The city denied them a permit in November 2020, and STCA immediately appealed the decision to the hearing examiner.
During the hearing, 19 issues were examined, and the city lost 15 of them. This includes 14 issues that the city used as justification to deny the permit last year.
Two problems stood out among the myriad of legal conclusions against the city.
The hearing examiner found the city had applied code inconsistently, and held STCA to a higher standard than three previously approved projects — Southeast Village, Plateau 120, and The Village. This was the case for the issues raised by the city over storm water management, wastewater treatment, critical aquifer protection, solid waste management, and compliance with ADA (Americans with Disabilities Act) and CPTED (Crime Prevention Through Environment Design) requirements.
“[City of Sammamish] Community Development subjected STCA’s application to a more stringent standard in a number of regards,” the hearing examiner wrote in his ruling.
Over four other issues, the hearing examiner found the city had misinterpreted its own plans and codes to evaluate the application.
For instance, the city wrongly argued that the townhomes are banned at the proposed location, that all streets must be pedestrian-oriented, and that the CitySquare must be located at the south side of SE 4th Street. The hearing examiner found none of this was actually required in the Town Center Infrastructure Plan (TCIP), Town Center Plan (TCP) and Sammamish Municipal Code (SMC).

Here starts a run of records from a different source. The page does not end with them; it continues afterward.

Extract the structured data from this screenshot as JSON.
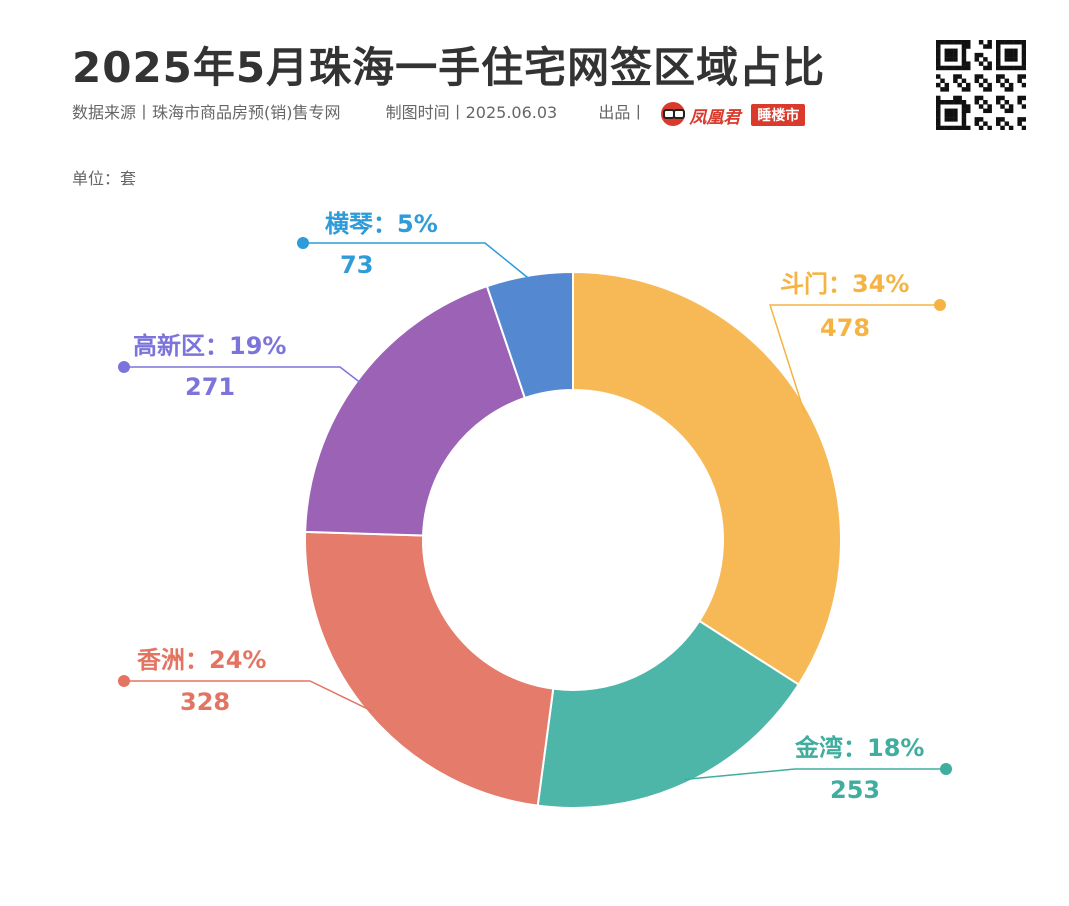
{
  "header": {
    "title": "2025年5月珠海一手住宅网签区域占比",
    "source": "数据来源丨珠海市商品房预(销)售专网",
    "date": "制图时间丨2025.06.03",
    "credit": "出品丨",
    "brand_name": "凤凰君",
    "brand_tag": "睡楼市",
    "unit": "单位：套"
  },
  "chart_data": {
    "type": "pie",
    "style": "donut",
    "series": [
      {
        "name": "斗门",
        "value": 478,
        "percent_label": "34%",
        "color": "#F7B955"
      },
      {
        "name": "金湾",
        "value": 253,
        "percent_label": "18%",
        "color": "#4DB6A8"
      },
      {
        "name": "香洲",
        "value": 328,
        "percent_label": "24%",
        "color": "#E57B6A"
      },
      {
        "name": "高新区",
        "value": 271,
        "percent_label": "19%",
        "color": "#9B62B5"
      },
      {
        "name": "横琴",
        "value": 73,
        "percent_label": "5%",
        "color": "#5489D2"
      }
    ],
    "label_colors": [
      "#F5B343",
      "#3FAE9E",
      "#E37462",
      "#7C74DA",
      "#2F9BD8"
    ],
    "start_angle": "12 o'clock",
    "direction": "clockwise",
    "legend": "none",
    "label_separator": "："
  }
}
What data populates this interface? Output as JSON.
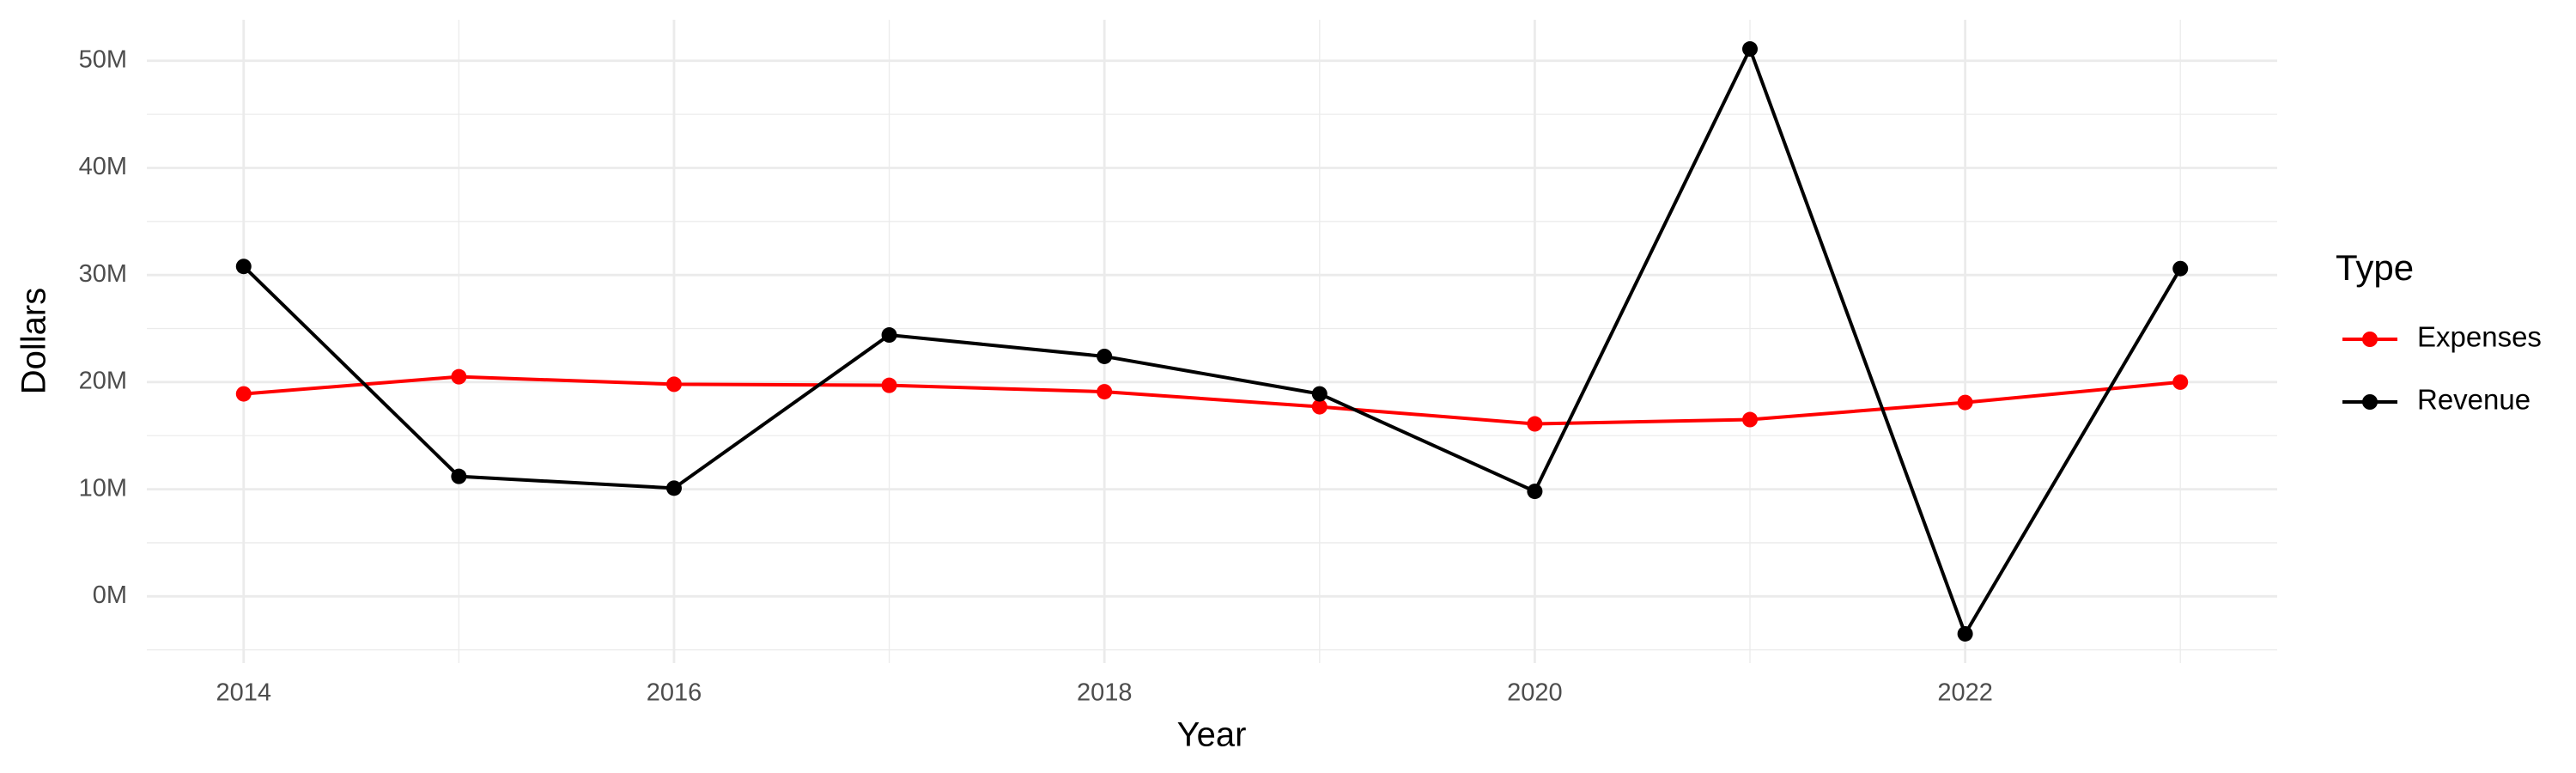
{
  "chart_data": {
    "type": "line",
    "x_label": "Year",
    "y_label": "Dollars",
    "legend_title": "Type",
    "x": [
      2014,
      2015,
      2016,
      2017,
      2018,
      2019,
      2020,
      2021,
      2022,
      2023
    ],
    "series": [
      {
        "name": "Expenses",
        "color": "#ff0000",
        "values": [
          18900000,
          20500000,
          19800000,
          19700000,
          19100000,
          17700000,
          16100000,
          16500000,
          18100000,
          20000000
        ]
      },
      {
        "name": "Revenue",
        "color": "#000000",
        "values": [
          30800000,
          11200000,
          10100000,
          24400000,
          22400000,
          18900000,
          9800000,
          51100000,
          -3500000,
          30600000
        ]
      }
    ],
    "xlim": [
      2013.55,
      2023.45
    ],
    "xticks": [
      2014,
      2016,
      2018,
      2020,
      2022
    ],
    "ylim": [
      -6230000,
      53830000
    ],
    "yticks": [
      {
        "value": 0,
        "label": "0M"
      },
      {
        "value": 10000000,
        "label": "10M"
      },
      {
        "value": 20000000,
        "label": "20M"
      },
      {
        "value": 30000000,
        "label": "30M"
      },
      {
        "value": 40000000,
        "label": "40M"
      },
      {
        "value": 50000000,
        "label": "50M"
      }
    ],
    "grid": true,
    "legend": "right"
  }
}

In addition, the hearing examiner found that the city’s strict interpretation of the TCIP as having complete authority over town center design was inaccurate since the TCIP offers several possible plans for the development of the town center, which indicates that design flexibility was intentionally baked in.
STCA did lose four of the issues, including three that they raised over due process.
Prior to the hearing, Councilmember Kent Treen and Stephanie Rudat, who is the daughter of city manager David Rudat, tried to drum up public comment against STCA to defeat this appeal.
“Councilman Kent Treen has offered to talk with residents who will be submitting a public comment in advance. Both volume and quality of calls matter,” Rudat wrote on the Vote Sammamish Facebook page ahead of the hearing’s public comment period.
Yet, that effort failed to sway the hearing examiner to rule in the city’s favor. STCA, on the other hand, was very satisfied with the decision.
“We are pleased with the hearing examiner’s decision to remand the Town Center application back to the City of Sammamish so we can work together to realize their Comprehensive Plan that has long been envisioned for this wonderful community,” said Matt Samwick, the operating manager for Innovation Realty Partners who also oversees STCA.
On Sept. 8, David Pyle, the city’s community development director, said in an email that the city was reviewing the decision and declined to make any further comment.
A day later, the city filed a reconsideration motion with the hearing examiner, aiming to change the “remand” decision.
The city wrote in the motion that “the decision appears to be based in whole or in part on erroneous facts or information and, in contravention of the Code.”
After reviewing this motion, the hearing examiner is now accepting written public comments until Friday, Sept. 24. An evaluation of the motion’s merit is expected before Oct. 10.